Invent your own hike, and go where no one (well, almost no one) has gone before.

Like most hikers, I find something irresistible about the idea of starting at one point on a map and walking to another. The conceptual appeal of such a trek is what gets thousands of people to bypass the rat race for six months to attempt the long-distance paths every year, but most of us working schmoes don’t have the resources for that sort of magic. Creating my own shorter route would bring about the same good vibes, minus the bankruptcy. But when my buddies and I finally spread out the topos, I realized a week was optimistic. The Pecos Megatransect is about 50 miles long and runs up at least 23 mostly nameless peaks. Total vertical gain and loss: close to 50,000 feet–a good 50 percent of it off-trail.
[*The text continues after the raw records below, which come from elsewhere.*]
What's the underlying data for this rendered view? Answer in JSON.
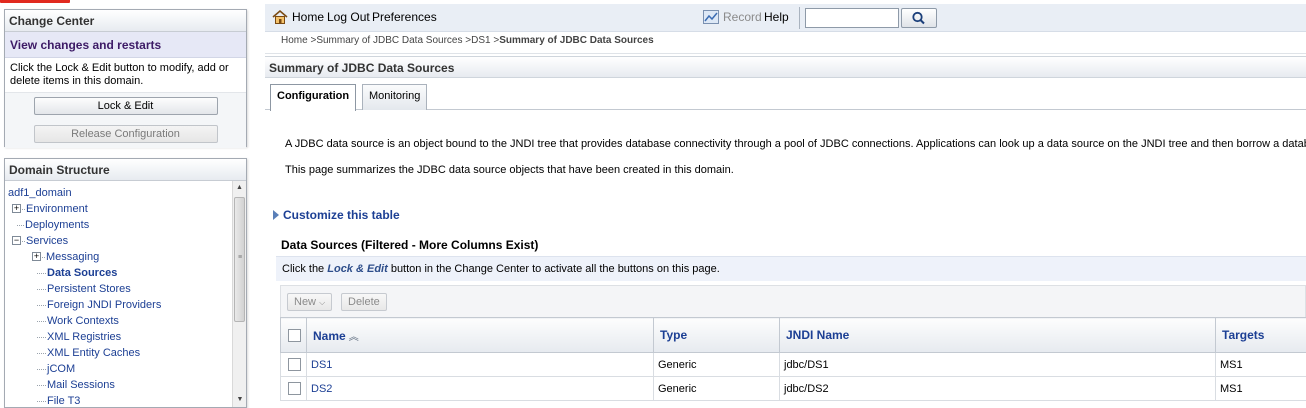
{
  "change_center": {
    "title": "Change Center",
    "subtitle": "View changes and restarts",
    "description": "Click the Lock & Edit button to modify, add or delete items in this domain.",
    "lock_edit_label": "Lock & Edit",
    "release_label": "Release Configuration"
  },
  "domain_structure": {
    "title": "Domain Structure",
    "items": [
      {
        "label": "adf1_domain",
        "icon": "none"
      },
      {
        "label": "Environment",
        "icon": "expand"
      },
      {
        "label": "Deployments",
        "icon": "line"
      },
      {
        "label": "Services",
        "icon": "collapse"
      },
      {
        "label": "Messaging",
        "icon": "expand"
      },
      {
        "label": "Data Sources",
        "icon": "line"
      },
      {
        "label": "Persistent Stores",
        "icon": "line"
      },
      {
        "label": "Foreign JNDI Providers",
        "icon": "line"
      },
      {
        "label": "Work Contexts",
        "icon": "line"
      },
      {
        "label": "XML Registries",
        "icon": "line"
      },
      {
        "label": "XML Entity Caches",
        "icon": "line"
      },
      {
        "label": "jCOM",
        "icon": "line"
      },
      {
        "label": "Mail Sessions",
        "icon": "line"
      },
      {
        "label": "File T3",
        "icon": "line"
      }
    ]
  },
  "toolbar": {
    "home": "Home",
    "logout": "Log Out",
    "preferences": "Preferences",
    "record": "Record",
    "help": "Help",
    "search_value": ""
  },
  "breadcrumb": {
    "home": "Home",
    "summary_jdbc": "Summary of JDBC Data Sources",
    "ds1": "DS1",
    "current": "Summary of JDBC Data Sources"
  },
  "page": {
    "title": "Summary of JDBC Data Sources",
    "tabs": [
      "Configuration",
      "Monitoring"
    ],
    "description_1": "A JDBC data source is an object bound to the JNDI tree that provides database connectivity through a pool of JDBC connections. Applications can look up a data source on the JNDI tree and then borrow a database",
    "description_2": "This page summarizes the JDBC data source objects that have been created in this domain.",
    "customize": "Customize this table"
  },
  "data_sources": {
    "title": "Data Sources (Filtered - More Columns Exist)",
    "notice_pre": "Click the ",
    "notice_em": "Lock & Edit",
    "notice_post": " button in the Change Center to activate all the buttons on this page.",
    "new_label": "New",
    "delete_label": "Delete",
    "columns": [
      "Name",
      "Type",
      "JNDI Name",
      "Targets"
    ],
    "rows": [
      {
        "name": "DS1",
        "type": "Generic",
        "jndi": "jdbc/DS1",
        "targets": "MS1"
      },
      {
        "name": "DS2",
        "type": "Generic",
        "jndi": "jdbc/DS2",
        "targets": "MS1"
      }
    ]
  },
  "colors": {
    "link": "#1c3f94",
    "toolbar_bg": "#e9eef5",
    "notice_bg": "#eef2fa",
    "brand": "#e12a1f"
  }
}
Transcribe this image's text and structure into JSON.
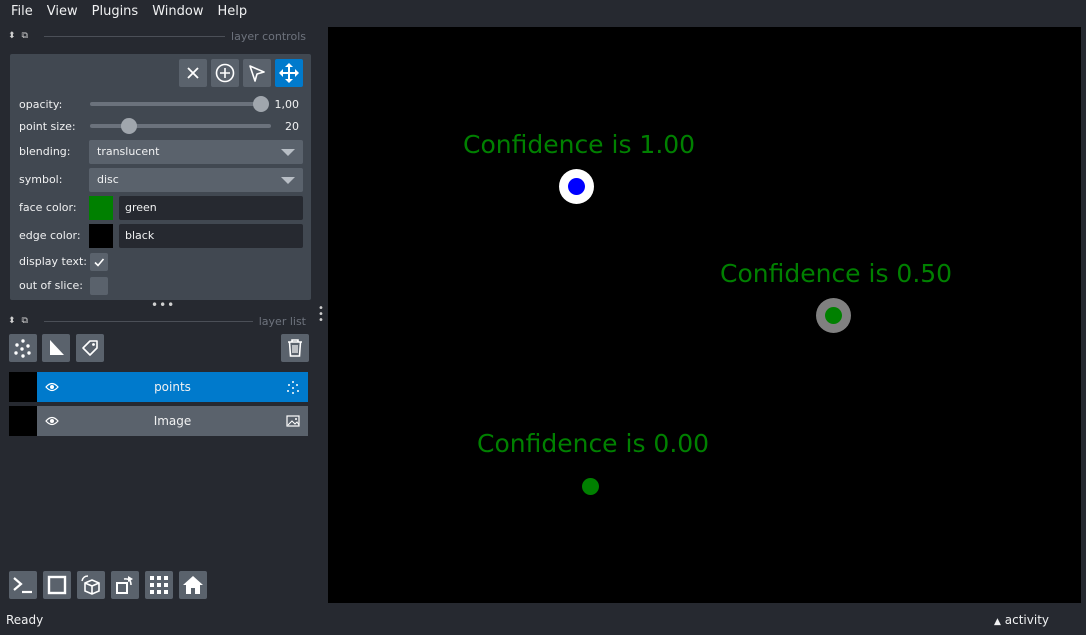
{
  "menu": {
    "file": "File",
    "view": "View",
    "plugins": "Plugins",
    "window": "Window",
    "help": "Help"
  },
  "layer_controls": {
    "title": "layer controls",
    "opacity_label": "opacity:",
    "opacity_value": "1,00",
    "opacity_fraction": 1.0,
    "point_size_label": "point size:",
    "point_size_value": "20",
    "blending_label": "blending:",
    "blending_value": "translucent",
    "symbol_label": "symbol:",
    "symbol_value": "disc",
    "face_color_label": "face color:",
    "face_color_value": "green",
    "face_color_hex": "#008000",
    "edge_color_label": "edge color:",
    "edge_color_value": "black",
    "edge_color_hex": "#000000",
    "display_text_label": "display text:",
    "display_text_checked": true,
    "out_of_slice_label": "out of slice:",
    "out_of_slice_checked": false,
    "mode_buttons": [
      "close-icon",
      "add-point-icon",
      "select-icon",
      "pan-zoom-icon"
    ],
    "active_mode": "pan-zoom-icon"
  },
  "layer_list": {
    "title": "layer list",
    "layers": [
      {
        "name": "points",
        "type_icon": "points-icon",
        "selected": true,
        "visible": true
      },
      {
        "name": "Image",
        "type_icon": "image-icon",
        "selected": false,
        "visible": true
      }
    ]
  },
  "canvas": {
    "points": [
      {
        "label": "Confidence is 1.00",
        "face_color": "#0000ff",
        "edge_color": "#ffffff"
      },
      {
        "label": "Confidence is 0.50",
        "face_color": "#008000",
        "edge_color": "#808080"
      },
      {
        "label": "Confidence is 0.00",
        "face_color": "#008000",
        "edge_color": "#000000"
      }
    ],
    "text_color": "#008000"
  },
  "status": {
    "text": "Ready",
    "activity": "activity"
  },
  "colors": {
    "accent": "#007acc",
    "background": "#262930",
    "panel": "#414851",
    "button": "#5a626c"
  }
}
Given that we had only a long weekend, we downsized. By the time we set out the next night for a 4-mile hike to Serpent Lake by headlamp, we were calling this trip the Minitransect-though we’ll find there’s nothing diminutive about it. The route will rarely dip below 11,500 feet, and we’ll spend plenty of time at 13,000 feet or so on trailless mountains like Barbara, Chimayosos, and the three Truchas peaks. Connecting the summits is only 12 miles or so-plus about 10 more to get in and out-but we suspect the terrain will be loose and rocky.